Dans les emplois de bureau, les mesures d’optimisation (home office, partage du travail ou horaires de travail flexibles) sont globalement plus simples à mettre en œuvre que dans d’autres secteurs. Mais attention, Dominic Trösch le souligne: «Le travail flexible n’est pas forcément la solution miracle pour toutes et tous. Dans l’idéal, les modalités de travail doivent être négociées individuellement, et régulièrement contrôlées et réajustées en fonction des besoins réciproques.»
Conseils pour un soutien mutuel entre personnes salariées et entreprise
Les recommandations suivantes peuvent aider à créer une atmosphère de travail favorable et à renforcer la santé mentale dans les entreprises:
- Créer une culture ouverte, basée sur la confiance, la sincérité et la tolérance. Dans ce contexte, les collaboratrices et collaborateurs et les personnes exerçant des fonctions dirigeantes peuvent évoquer librement et sans attendre leurs besoins et leurs problèmes, pour chercher ensemble des solutions.
- La motivation est plus efficace que la pression. Une pression trop forte engendre du stress, lequel nuit à la santé psychique. Les personnes exerçant des fonctions dirigeantes doivent faire preuve de compréhension, tout en communiquant clairement leurs attentes.
- Prévenir plutôt que guérir, pour ne pas laisser le stress naître et s’installer.
- Intégrer activement des pauses au cours de la journée – elles peuvent même être instituées dans les plannings de travail.
- Faire des pauses en extérieur ou pratiquer des activités bénéfiques. Éteindre si possible complètement les smartphones.
Bienveillance et soutien à l’égard des jeunes
Souvent, les problèmes psychiques se manifestent dès l’enfance ou l’adolescence. Indépendamment de cela, la période de la puberté est particulièrement délicate pour de nombreux parents et adolescentes ou adolescents. Les jeunes doivent faire face à des bouleversements physiologiques tout en faisant leurs premiers pas dans la vie professionnelle ou en entamant leurs études. Des étapes cruciales, au cours desquelles il importe de soutenir les jeunes personnes employées ou en apprentissage et d’être là pour elles.

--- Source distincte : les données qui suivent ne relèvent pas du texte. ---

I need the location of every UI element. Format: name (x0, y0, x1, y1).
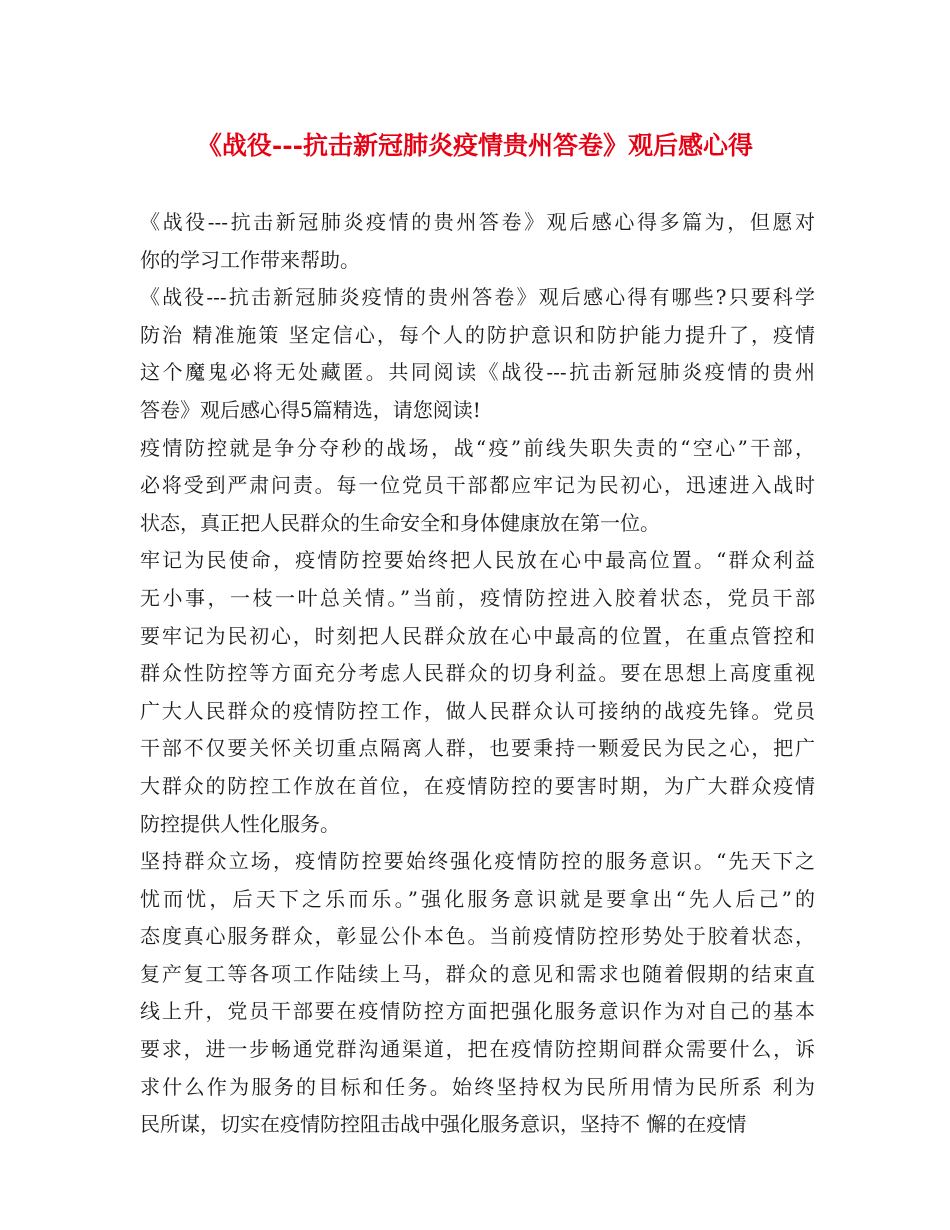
paragraph-line: 必将受到严肃问责。每一位党员干部都应牢记为民初心，迅速进入战时 (140, 473, 815, 498)
paragraph-line: 大群众的防控工作放在首位，在疫情防控的要害时期，为广大群众疫情 (140, 773, 815, 798)
paragraph (140, 843, 815, 1144)
paragraph-line: 民所谋，切实在疫情防控阻击战中强化服务意识，坚持不 懈的在疫情 (140, 1112, 747, 1137)
paragraph-line: 求什么作为服务的目标和任务。始终坚持权为民所用情为民所系 利为 (140, 1074, 815, 1099)
paragraph-line: 无小事，一枝一叶总关情。”当前，疫情防控进入胶着状态，党员干部 (140, 585, 815, 610)
paragraph-line: 防治 精准施策 坚定信心，每个人的防护意识和防护能力提升了，疫情 (140, 322, 815, 347)
paragraph (140, 204, 815, 279)
paragraph-line: 《战役---抗击新冠肺炎疫情的贵州答卷》观后感心得有哪些?只要科学 (140, 285, 815, 310)
paragraph-line: 这个魔鬼必将无处藏匿。共同阅读《战役---抗击新冠肺炎疫情的贵州 (140, 360, 815, 385)
paragraph (140, 279, 815, 429)
paragraph-line: 疫情防控就是争分夺秒的战场，战“疫”前线失职失责的“空心”干部， (140, 435, 815, 460)
paragraph (140, 542, 815, 843)
paragraph-line: 牢记为民使命，疫情防控要始终把人民放在心中最高位置。“群众利益 (140, 548, 815, 573)
paragraph-line: 态度真心服务群众，彰显公仆本色。当前疫情防控形势处于胶着状态， (140, 924, 815, 949)
document-body (140, 204, 815, 1144)
paragraph-line: 线上升，党员干部要在疫情防控方面把强化服务意识作为对自己的基本 (140, 999, 815, 1024)
paragraph-line: 防控提供人性化服务。 (140, 811, 340, 836)
paragraph-line: 忧而忧，后天下之乐而乐。”强化服务意识就是要拿出“先人后己”的 (140, 886, 815, 911)
paragraph-line: 《战役---抗击新冠肺炎疫情的贵州答卷》观后感心得多篇为，但愿对 (140, 210, 815, 234)
document-title: 《战役---抗击新冠肺炎疫情贵州答卷》观后感心得 (196, 131, 754, 160)
paragraph (140, 430, 815, 543)
paragraph-line: 群众性防控等方面充分考虑人民群众的切身利益。要在思想上高度重视 (140, 661, 815, 686)
paragraph-line: 要求，进一步畅通党群沟通渠道，把在疫情防控期间群众需要什么，诉 (140, 1037, 815, 1062)
paragraph-line: 状态，真正把人民群众的生命安全和身体健康放在第一位。 (140, 510, 660, 535)
paragraph-line: 广大人民群众的疫情防控工作，做人民群众认可接纳的战疫先锋。党员 (140, 698, 815, 723)
paragraph-line: 坚持群众立场，疫情防控要始终强化疫情防控的服务意识。“先天下之 (140, 849, 815, 874)
paragraph-line: 复产复工等各项工作陆续上马，群众的意见和需求也随着假期的结束直 (140, 961, 815, 986)
paragraph-line: 你的学习工作带来帮助。 (140, 247, 360, 272)
paragraph-line: 干部不仅要关怀关切重点隔离人群，也要秉持一颗爱民为民之心，把广 (140, 736, 815, 761)
paragraph-line: 要牢记为民初心，时刻把人民群众放在心中最高的位置，在重点管控和 (140, 623, 815, 648)
paragraph-line: 答卷》观后感心得5篇精选，请您阅读! (140, 397, 481, 422)
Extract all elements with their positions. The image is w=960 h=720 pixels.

«Le travail de sensibilisation, comme nous le pratiquons dans nos ateliers pour les apprenties et apprentis et leurs responsables, joue un rôle très utile en matière de prévention. Plus globalement, il faut toujours garder à l’esprit que l’être humain n’est pas une machine, et que la vie est faite de hauts et de bas. Et gérer ces réalités, cela s’apprend», affirme Dominic Trösch. «Les jeunes, en particulier, traversent une phase de bouleversement. Un accompagnement étroit et empathique leur permet de mieux surmonter cette période.» Les formatrices et formateurs doivent disposer eux-mêmes de la formation adéquate, ainsi que du temps nécessaire pour un accompagnement efficace. Le travail sur le relationnel est déterminant pour la qualité d’une collaboration. Il est donc extrêmement important pour les jeunes d’avoir une interlocutrice ou un interlocuteur privilégié. Il importe par ailleurs d’établir des règles claires, concernant notamment l’utilisation des smartphones au travail. Cela permet de prévenir bien des conflits.